By Tim Binnall
In a rather surprising development, France has come to dominate this year's crop circle season with six formations having now appeared throughout the country over the last few weeks. The flap began at the beginning of the month when pilots from a flying club noticed a curious design in a field. A second formation soon followed and seemingly sparked something of a frenzy in France as, just days later, a jaw-dropping four more designs were discovered.
The first of the newfound formations is located in the community of Menetou-Salon and was spotted on June 14th. The design measures around 130 feet long and consists of a series of circles pressed down into a field. A second formation was reportedly noticed on the same day in the town of Conde-sur-Vire. This find measures 160 feet long and features crescents as well as circles. The third formation, discovered three days later in Saint-Jean-de-Bassel, is dramatically different as it resembles a honeycomb.
The fourth and final formation in the series was found the following day in the town of Blaesheim and boasts a unique backstory, unlike the other designs. While coverage of the other crop circles by French media outlets focused on the mystery of who or what may be behind the curious discoveries, there was no question as to the source for this particular formation. That's because the complex design was revealed to have been the work of a math teacher and his students as part of an elaborate geometry lesson.
According to a local media report, the sizeable formation was approved by the mayor of the town, who arranged for a field to be donated so that the class could have a place to create the crop circle. In total, two busloads of students were enlisted for the project which took a full day to complete. Had the endeavor not been revealed to the public, it's possible that the formation would have set off red flags among crop circle researchers as a number of fastidious students of the phenomenon noted that it appears to be poorly constructed with a number of ragged edges.
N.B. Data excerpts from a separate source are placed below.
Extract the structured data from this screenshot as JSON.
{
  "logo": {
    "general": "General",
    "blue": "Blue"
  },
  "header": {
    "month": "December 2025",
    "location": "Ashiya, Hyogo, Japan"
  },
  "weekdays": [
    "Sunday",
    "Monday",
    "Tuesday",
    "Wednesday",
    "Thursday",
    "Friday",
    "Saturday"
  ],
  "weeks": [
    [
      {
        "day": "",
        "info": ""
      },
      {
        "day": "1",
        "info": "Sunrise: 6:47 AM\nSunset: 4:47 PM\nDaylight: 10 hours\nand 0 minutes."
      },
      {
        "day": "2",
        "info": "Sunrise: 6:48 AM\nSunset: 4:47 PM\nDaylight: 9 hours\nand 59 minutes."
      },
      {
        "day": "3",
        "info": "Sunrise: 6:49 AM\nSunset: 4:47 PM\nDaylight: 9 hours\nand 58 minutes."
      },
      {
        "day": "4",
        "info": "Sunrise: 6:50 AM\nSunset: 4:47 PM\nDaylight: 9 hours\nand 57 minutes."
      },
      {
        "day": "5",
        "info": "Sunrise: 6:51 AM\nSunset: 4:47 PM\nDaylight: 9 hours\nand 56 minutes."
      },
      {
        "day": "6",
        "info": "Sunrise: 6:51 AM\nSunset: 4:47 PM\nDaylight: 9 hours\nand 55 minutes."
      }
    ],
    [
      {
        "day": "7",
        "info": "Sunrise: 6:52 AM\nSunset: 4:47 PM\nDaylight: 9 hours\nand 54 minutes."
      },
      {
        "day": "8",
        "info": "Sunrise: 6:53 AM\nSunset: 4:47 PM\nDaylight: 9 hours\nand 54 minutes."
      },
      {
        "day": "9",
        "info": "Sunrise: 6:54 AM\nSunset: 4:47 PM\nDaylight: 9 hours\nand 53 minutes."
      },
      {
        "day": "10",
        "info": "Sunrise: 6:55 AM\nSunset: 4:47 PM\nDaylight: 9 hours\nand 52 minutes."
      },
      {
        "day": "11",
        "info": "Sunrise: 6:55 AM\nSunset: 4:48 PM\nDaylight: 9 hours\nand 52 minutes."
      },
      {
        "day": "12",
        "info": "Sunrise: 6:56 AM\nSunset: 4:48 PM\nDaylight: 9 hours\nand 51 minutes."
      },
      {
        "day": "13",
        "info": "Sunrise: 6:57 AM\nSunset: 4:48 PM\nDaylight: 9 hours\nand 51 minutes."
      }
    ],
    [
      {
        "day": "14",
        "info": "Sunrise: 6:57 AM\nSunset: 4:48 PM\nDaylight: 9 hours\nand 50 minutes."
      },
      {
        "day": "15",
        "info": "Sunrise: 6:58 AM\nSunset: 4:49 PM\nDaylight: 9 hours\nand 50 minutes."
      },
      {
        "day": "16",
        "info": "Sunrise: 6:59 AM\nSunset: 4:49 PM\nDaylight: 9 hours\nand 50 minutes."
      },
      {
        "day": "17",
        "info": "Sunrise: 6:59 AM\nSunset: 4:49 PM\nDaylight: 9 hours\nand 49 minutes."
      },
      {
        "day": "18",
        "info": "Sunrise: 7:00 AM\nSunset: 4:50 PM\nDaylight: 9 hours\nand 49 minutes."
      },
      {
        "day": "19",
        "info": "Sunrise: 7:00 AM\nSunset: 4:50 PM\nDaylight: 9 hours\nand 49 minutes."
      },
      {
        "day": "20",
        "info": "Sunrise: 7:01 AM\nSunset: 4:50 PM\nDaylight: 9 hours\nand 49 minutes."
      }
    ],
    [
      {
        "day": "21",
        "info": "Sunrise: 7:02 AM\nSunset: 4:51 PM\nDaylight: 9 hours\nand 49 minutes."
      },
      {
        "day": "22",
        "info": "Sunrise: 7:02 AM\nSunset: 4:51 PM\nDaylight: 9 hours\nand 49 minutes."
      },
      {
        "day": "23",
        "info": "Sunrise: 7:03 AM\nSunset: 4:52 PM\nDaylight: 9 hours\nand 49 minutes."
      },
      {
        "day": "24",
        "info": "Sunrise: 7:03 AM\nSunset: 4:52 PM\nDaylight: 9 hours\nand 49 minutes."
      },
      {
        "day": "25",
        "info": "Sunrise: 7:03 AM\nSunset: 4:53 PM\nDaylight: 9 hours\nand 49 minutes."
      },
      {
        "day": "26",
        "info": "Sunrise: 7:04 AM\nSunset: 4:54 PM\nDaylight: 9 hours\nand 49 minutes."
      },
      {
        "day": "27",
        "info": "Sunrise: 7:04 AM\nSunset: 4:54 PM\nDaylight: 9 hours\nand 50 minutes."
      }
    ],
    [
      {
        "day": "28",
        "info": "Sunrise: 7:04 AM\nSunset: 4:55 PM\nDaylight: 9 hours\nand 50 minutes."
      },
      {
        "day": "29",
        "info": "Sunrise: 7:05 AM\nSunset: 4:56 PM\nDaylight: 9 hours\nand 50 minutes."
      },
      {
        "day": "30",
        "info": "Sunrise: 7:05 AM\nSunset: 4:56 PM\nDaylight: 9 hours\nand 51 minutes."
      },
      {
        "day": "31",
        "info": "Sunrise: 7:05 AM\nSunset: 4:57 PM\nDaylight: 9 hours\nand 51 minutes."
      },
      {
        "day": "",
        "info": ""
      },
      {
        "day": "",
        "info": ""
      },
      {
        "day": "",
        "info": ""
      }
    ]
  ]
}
Be that as it may, the formation constitutes the sixth crop circle found in France this season. To put that in some perspective, there was only one design discovered in 2018, two in 2017, zero in 2016 and 2017, and two in 2014, meaning that the 2019 count is more than the total number of reports for the last five years combined. And, with summer only having just begun, it's a safe bet that there will be even more entries added to the catalog of French crop circles found this year.